Maybe he was right. But I’m not living a post-PC existence yet, and I doubt I will be anytime soon. The biggest reason: Mobile apps have become increasingly powerful, yet they almost always lack basic functionality that’s available in desktop software.
I recently reviewed three iOS apps—LinkedIn, Klout for iPhone, and Spotify—that all lack key features found in their desktop Web or software counterparts. With LinkedIn’s iPad app, you can’t edit your profile, for example. The Klout for iPhone app doesn’t let you create lists of social media accounts to follow, claim perks, or add social networks to your profile. Spotify’s iOS app doesn’t support its ecosystem of apps and you can’t drag and drop songs into playlists.
More importantly, I’ve yet to use a mobile app that gives me all the functionality of Microsoft Office desktop software, such as Word’s Track Changes feature, which is essential to my work. Cloud-based apps like OnLive Desktop give you full Office apps on your tablet. But you need an Internet connection to use them. Taking a long plane ride without Wi-Fi? Sorry, you’re out of luck.
Another example is the iOS version of the Safari browser. I can’t quite pull off certain tasks in Apple’s mobile browser that I have no trouble doing on my Mac. One big example: When entering new stories into content management systems, I may be able to accomplish some tasks in mobile Safari, but never all of them.
The upcoming Windows 8 OS might shift things significantly, because it’s optimized for both traditional computers and touchscreen-enabled mobile devices. But to get full use out of a Windows 8 (or any other) tablet, I’d need a physical keyboard. I’m not going to type for more than, say, five minutes on a touchscreen keyboard. It’s uncomfortable and inefficient.
So, to live in the “post PC” era, I need another piece of equipment, an external tablet keyboard, to recharge and keep track of. And that spotlights another problem: Most external keyboards connect to tablets via Bluetooth, which is banned on many flights. I’ve incurred the wrath of a cranky flight attendant before while using a Bluetooth keyboard, and it’s not an experience I’d care to repeat.

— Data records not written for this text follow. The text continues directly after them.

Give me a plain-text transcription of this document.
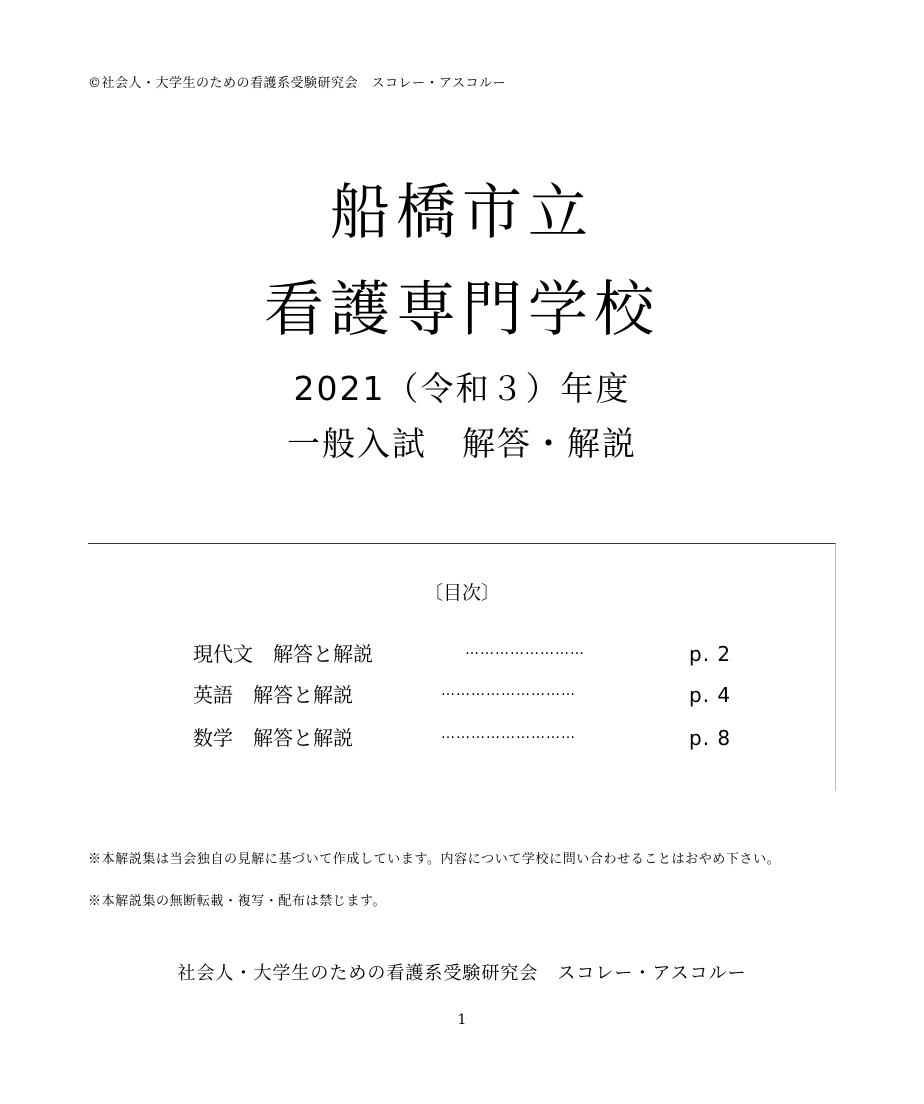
©社会人・大学生のための看護系受験研究会　スコレー・アスコルー
船橋市立
看護専門学校
2021（令和３）年度
一般入試　解答・解説
〔目次〕
現代文　解答と解説	……………………	p. 2
英語　解答と解説	………………………	p. 4
数学　解答と解説	………………………	p. 8
※本解説集は当会独自の見解に基づいて作成しています。内容について学校に問い合わせることはおやめ下さい。
※本解説集の無断転載・複写・配布は禁じます。
社会人・大学生のための看護系受験研究会　スコレー・アスコルー
1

A Windows 8 laptop that can also be used as a tablet might be just the ticket. However, we’d no longer be talking about a “post PC” device, because that device would be a PC.
When mobile OS software offers a one-to-one parity with desktop software, and when tablets allow me to do absolutely everything I can do on my computer without having to carry around a keyboard, too, then—and only then—will I be joining the post PC revolution.